Iris Huijben

and 5 more

Objective: The recently-introduced hypnodensity graph provides a probability distribution over sleep stages per data window (i.e. an epoch). This work explored whether this representation reveals continuities that can only be attributed to intra-and inter-rater disagreement of expert scorings, or also to co-occurrence of sleep stage-dependent features within one epoch. Approach: We proposed a simplified model for time series like the ones measured during sleep, and a second model to describe the annotation process by an expert. Generating data according to these models, enabled controlled experiments to investigate the interpretation of the hypnodensity graph. Moreover, the influence of both the supervised training strategy, and the used softmax non-linearity were investigated. Polysomnography recordings of 96 health sleepers (of which 11 were used as independent test set), were subsequently used to transfer conclusions to real data. Main results: A hypnodensity graph, predicted by a supervised neural classifier, represents the probability with which the sleep expert(s) assigned a label to an epoch.
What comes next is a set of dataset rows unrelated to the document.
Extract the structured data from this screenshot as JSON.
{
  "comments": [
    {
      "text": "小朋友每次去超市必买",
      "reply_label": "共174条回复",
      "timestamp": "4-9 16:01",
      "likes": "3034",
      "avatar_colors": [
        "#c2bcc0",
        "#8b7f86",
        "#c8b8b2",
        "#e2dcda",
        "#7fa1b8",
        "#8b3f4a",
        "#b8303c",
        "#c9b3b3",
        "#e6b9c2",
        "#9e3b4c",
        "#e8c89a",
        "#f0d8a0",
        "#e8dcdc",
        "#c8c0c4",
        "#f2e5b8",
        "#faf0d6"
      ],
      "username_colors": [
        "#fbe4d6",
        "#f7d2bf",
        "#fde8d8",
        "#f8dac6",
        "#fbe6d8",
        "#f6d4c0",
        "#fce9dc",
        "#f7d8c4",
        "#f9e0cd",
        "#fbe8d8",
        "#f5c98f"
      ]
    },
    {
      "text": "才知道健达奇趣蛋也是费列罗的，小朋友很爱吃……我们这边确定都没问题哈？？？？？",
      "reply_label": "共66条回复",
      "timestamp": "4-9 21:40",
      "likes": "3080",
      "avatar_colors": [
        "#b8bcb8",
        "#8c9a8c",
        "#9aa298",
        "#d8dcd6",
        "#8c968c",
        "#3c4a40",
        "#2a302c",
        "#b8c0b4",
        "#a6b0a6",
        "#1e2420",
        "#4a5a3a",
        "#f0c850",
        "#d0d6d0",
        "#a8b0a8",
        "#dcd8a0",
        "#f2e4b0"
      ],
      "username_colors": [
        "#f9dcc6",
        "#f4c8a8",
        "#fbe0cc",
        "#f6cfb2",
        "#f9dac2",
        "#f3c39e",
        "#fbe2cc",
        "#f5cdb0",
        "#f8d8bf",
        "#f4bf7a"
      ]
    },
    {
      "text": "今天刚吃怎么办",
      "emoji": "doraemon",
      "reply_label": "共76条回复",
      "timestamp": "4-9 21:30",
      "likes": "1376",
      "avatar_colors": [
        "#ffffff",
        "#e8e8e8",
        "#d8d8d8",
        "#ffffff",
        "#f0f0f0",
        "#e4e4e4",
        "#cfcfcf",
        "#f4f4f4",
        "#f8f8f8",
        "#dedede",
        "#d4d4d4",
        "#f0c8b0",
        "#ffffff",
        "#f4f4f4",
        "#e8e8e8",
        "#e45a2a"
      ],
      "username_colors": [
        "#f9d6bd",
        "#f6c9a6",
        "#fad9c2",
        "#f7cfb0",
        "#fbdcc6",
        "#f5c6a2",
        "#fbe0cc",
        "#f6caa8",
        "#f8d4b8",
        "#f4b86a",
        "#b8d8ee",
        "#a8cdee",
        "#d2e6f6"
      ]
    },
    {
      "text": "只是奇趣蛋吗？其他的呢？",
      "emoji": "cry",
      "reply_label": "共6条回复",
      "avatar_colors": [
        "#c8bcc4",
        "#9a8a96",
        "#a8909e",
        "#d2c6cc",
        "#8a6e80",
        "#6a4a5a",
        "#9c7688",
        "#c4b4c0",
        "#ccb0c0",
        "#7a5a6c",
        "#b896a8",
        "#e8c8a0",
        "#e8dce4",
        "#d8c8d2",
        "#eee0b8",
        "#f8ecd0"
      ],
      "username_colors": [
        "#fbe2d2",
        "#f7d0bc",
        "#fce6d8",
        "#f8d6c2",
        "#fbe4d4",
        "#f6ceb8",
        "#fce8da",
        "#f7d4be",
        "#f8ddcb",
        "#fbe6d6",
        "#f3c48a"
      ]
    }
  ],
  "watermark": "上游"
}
It thus reflects annotator behavior, and is thereby only indirectly linked to the ratio of sleep stage-dependent features in the epoch. Unsupervised training was shown to result in hypnodensity graph that were slightly less dependent on this annotation process, resulting in, on average, higher-entropy distributions over sleep stages (Hunsupervised = 0.41 vs Hsupervised = 0.29). Moreover, pre-softmax predictions were, for both training strategies, found to better reflect the ratio of sleep stage-dependent characteristics in an epoch, as compared to the postsoftmax counterparts (i.e. the hypnodensity graph). In real data, this was observed from the linear relation between pre-softmax N3 predictions and the amount of delta power. Significance: This study provides insights in, and proposes new, representations of sleep that may enhance our comprehension about sleep and sleep disorders.